Jeudi 12 avril, la Cour européenne des droits de l’homme (CEDH) a rendu un arrêt dans l’affaire Lings c. Danemark (requête n o 15136/20). Le requérant, Svend Lings, avait été condamné par la justice danoise pour suicide assisté. Il s’était retourné contre cette décision, invoquant « une violation de son droit à la libre expression ». La Cour, à l’unanimité, a rejeté sa requête.
Trois chefs d’accusation
Svend Lings est un ressortissant danois. Fondateur de Médecins en faveur de l’euthanasie [1], une organisation militant en faveur du suicide assisté, il avait diffusé « un guide » sur internet, intitulé « Les médicaments indiqués pour un suicide ». Une pratique autorisée par le droit danois. Mais en 2017, il déclare lors d’une interview avoir « aidé » une personne à se suicider. Radié de l’ordre des médecins, il est finalement accusé de deux suicides assistés et d’une tentative de suicide assisté. Le 26 septembre 2018, la justice danoise le condamne sur deux de ces trois chefs en première instance. Mais la Cour d’appel le reconnaît coupable des trois chefs d’accusation. Une décision avalisée par la Cour suprême en 2019.
Pour rendre son verdict, la Cour danoise s’est notamment appuyée sur « le fait que l’intéressé avait prescrit des médicaments (Fenemal) à deux personnes dont il savait qu’elles avaient l’intention de se suicider, et le fait qu’il avait conseillé à une autre personne de placer un sac plastique sur sa tête en même temps qu’elle s’administrait une surdose médicamenteuse ». Deux personnes sont mortes, la troisième a survécu.
« Les autorités ont le devoir de protéger les membres vulnérables de la société »
Le 18 mars 2020 Svend Lings décide de se tourner vers la CEDH. Il invoque l’article 10 de la Convention européenne des droits de l’homme qui protège la liberté d’expression.

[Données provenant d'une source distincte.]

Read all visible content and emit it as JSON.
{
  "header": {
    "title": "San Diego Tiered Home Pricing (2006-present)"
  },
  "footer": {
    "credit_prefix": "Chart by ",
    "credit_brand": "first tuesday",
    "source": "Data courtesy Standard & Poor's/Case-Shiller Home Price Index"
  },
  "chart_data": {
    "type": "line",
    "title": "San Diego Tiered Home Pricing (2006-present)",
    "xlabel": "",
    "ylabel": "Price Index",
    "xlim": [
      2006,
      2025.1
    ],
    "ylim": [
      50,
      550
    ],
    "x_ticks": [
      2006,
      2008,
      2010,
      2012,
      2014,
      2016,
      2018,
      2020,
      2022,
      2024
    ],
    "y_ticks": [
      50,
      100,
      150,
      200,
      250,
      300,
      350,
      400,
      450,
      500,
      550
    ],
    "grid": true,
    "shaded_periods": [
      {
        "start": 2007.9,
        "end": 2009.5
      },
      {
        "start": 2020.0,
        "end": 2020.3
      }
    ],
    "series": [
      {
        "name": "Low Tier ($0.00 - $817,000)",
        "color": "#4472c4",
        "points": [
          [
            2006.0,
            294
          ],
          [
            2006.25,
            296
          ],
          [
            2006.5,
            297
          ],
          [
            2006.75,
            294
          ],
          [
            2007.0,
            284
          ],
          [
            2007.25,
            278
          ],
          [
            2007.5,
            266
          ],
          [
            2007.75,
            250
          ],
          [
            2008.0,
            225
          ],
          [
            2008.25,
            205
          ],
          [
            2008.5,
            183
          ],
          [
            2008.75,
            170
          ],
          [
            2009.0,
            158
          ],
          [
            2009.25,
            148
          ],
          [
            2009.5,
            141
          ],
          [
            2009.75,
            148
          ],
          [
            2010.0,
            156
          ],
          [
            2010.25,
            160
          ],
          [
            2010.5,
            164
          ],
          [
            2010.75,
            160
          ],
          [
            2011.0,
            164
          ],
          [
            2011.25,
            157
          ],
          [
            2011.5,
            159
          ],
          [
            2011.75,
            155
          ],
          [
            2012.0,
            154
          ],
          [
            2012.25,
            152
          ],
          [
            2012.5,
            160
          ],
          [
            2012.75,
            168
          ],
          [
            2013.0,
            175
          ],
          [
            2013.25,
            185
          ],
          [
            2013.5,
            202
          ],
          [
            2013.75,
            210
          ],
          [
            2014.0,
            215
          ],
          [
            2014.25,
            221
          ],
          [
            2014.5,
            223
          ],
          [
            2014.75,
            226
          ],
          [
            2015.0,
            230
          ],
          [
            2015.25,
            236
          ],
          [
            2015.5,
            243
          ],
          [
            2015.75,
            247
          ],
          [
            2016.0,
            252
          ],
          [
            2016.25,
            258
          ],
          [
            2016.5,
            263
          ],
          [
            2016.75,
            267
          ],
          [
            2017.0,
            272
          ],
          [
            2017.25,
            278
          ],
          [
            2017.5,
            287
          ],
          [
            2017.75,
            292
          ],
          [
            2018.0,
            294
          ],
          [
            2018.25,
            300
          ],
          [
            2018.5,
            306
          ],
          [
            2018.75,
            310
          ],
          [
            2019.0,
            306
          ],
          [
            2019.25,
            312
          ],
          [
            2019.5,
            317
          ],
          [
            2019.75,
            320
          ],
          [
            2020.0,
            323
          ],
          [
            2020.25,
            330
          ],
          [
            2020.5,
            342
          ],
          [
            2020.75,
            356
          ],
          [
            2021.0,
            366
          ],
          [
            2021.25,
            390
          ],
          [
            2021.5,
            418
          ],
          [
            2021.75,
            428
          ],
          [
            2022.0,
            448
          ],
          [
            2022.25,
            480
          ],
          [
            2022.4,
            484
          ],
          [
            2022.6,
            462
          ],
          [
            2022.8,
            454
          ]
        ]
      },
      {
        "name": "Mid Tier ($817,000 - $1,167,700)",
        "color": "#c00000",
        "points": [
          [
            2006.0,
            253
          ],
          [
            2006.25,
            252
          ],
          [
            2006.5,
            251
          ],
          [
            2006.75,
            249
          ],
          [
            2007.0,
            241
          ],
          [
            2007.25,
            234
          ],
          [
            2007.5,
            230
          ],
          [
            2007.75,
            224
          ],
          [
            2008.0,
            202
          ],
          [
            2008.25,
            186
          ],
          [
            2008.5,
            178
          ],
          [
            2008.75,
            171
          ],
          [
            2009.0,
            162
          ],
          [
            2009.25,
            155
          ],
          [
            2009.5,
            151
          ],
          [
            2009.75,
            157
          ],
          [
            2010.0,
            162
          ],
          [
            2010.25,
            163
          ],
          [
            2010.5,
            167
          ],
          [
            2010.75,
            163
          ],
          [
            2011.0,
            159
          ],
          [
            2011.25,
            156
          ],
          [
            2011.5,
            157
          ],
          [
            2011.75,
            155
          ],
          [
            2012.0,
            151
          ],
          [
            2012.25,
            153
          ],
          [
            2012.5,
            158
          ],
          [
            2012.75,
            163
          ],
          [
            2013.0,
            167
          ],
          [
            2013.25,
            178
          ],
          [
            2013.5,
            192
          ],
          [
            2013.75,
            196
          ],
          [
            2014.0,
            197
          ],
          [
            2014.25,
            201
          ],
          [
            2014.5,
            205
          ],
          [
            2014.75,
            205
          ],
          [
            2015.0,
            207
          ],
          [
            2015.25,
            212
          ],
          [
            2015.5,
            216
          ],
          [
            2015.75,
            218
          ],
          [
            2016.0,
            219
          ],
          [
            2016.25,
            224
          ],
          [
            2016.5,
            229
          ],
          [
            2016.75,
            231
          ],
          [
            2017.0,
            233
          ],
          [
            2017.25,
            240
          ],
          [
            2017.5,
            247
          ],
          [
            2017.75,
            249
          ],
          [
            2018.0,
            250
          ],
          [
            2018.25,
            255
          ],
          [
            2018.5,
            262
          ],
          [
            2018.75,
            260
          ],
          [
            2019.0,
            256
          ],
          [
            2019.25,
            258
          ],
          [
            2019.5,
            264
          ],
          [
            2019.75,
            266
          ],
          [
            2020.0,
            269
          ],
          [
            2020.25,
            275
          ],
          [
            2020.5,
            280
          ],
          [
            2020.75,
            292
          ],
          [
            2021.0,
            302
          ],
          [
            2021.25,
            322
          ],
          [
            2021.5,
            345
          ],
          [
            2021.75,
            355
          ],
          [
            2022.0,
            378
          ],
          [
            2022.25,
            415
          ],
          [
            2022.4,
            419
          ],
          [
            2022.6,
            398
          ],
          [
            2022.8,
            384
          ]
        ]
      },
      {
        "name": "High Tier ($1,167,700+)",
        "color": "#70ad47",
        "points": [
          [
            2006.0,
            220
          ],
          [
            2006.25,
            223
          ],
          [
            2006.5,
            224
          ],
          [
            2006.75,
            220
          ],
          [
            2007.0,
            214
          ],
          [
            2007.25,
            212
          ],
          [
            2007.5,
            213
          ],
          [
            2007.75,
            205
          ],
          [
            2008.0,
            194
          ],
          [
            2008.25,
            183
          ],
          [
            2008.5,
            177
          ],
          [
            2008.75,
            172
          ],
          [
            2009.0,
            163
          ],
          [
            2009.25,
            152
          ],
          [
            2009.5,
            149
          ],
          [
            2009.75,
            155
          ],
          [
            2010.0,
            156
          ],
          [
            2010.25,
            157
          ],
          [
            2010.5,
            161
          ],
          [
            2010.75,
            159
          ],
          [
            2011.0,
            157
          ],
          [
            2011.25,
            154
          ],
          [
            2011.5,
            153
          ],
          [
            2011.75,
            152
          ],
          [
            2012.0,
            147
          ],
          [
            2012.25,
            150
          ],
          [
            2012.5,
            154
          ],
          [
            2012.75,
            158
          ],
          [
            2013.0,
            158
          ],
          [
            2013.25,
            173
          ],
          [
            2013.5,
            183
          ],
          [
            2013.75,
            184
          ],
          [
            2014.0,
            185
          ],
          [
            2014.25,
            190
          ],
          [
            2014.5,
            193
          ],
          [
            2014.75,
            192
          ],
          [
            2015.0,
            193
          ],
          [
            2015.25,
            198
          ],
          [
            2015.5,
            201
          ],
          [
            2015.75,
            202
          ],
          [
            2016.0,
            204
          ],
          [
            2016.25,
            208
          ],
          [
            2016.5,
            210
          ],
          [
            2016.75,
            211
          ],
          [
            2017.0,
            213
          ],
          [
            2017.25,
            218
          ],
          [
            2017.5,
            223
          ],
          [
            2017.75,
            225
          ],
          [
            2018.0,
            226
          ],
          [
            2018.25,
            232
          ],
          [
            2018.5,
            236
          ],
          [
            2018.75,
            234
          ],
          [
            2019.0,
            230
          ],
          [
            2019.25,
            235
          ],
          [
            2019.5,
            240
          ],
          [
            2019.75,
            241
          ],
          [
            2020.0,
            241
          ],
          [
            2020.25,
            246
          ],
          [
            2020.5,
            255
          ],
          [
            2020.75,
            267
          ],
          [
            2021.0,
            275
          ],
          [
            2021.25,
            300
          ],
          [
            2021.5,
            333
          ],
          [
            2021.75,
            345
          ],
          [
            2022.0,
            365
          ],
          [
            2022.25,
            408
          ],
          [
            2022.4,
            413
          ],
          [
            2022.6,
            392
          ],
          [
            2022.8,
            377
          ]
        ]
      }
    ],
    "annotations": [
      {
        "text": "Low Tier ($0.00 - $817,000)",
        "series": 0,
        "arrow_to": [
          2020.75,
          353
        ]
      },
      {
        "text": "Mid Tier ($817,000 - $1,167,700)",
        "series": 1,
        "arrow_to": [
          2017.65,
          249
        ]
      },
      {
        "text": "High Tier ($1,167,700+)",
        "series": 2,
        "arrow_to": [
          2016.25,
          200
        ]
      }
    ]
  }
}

Pour la Cour européenne, certes la publication du guide en question était légale, mais l’affaire portait sur « les conseils spécifiques » que le requérant avait donnés à trois personnes. Et au Danemark, le suicide assisté est illégal depuis 1930. Ainsi, « ni la condamnation, ni la peine infligée n’ont été excessives en l’espèce », estime la CEDH, « les buts poursuivis par les autorités – protection de la santé, de la morale et des droits d’autrui – éta[nt] légitimes. » Et « les autorités ont le devoir de protéger les membres vulnérables de la société ».
A l’occasion de cet arrêt, la Cour européenne des droits de l’homme « souligne que la Convention ne consacre pas le droit au suicide assisté ». Un rappel manifestement utile (cf. Intégrer le droit à l’avortement dans la Charte des droits fondamentaux de l’UE ?).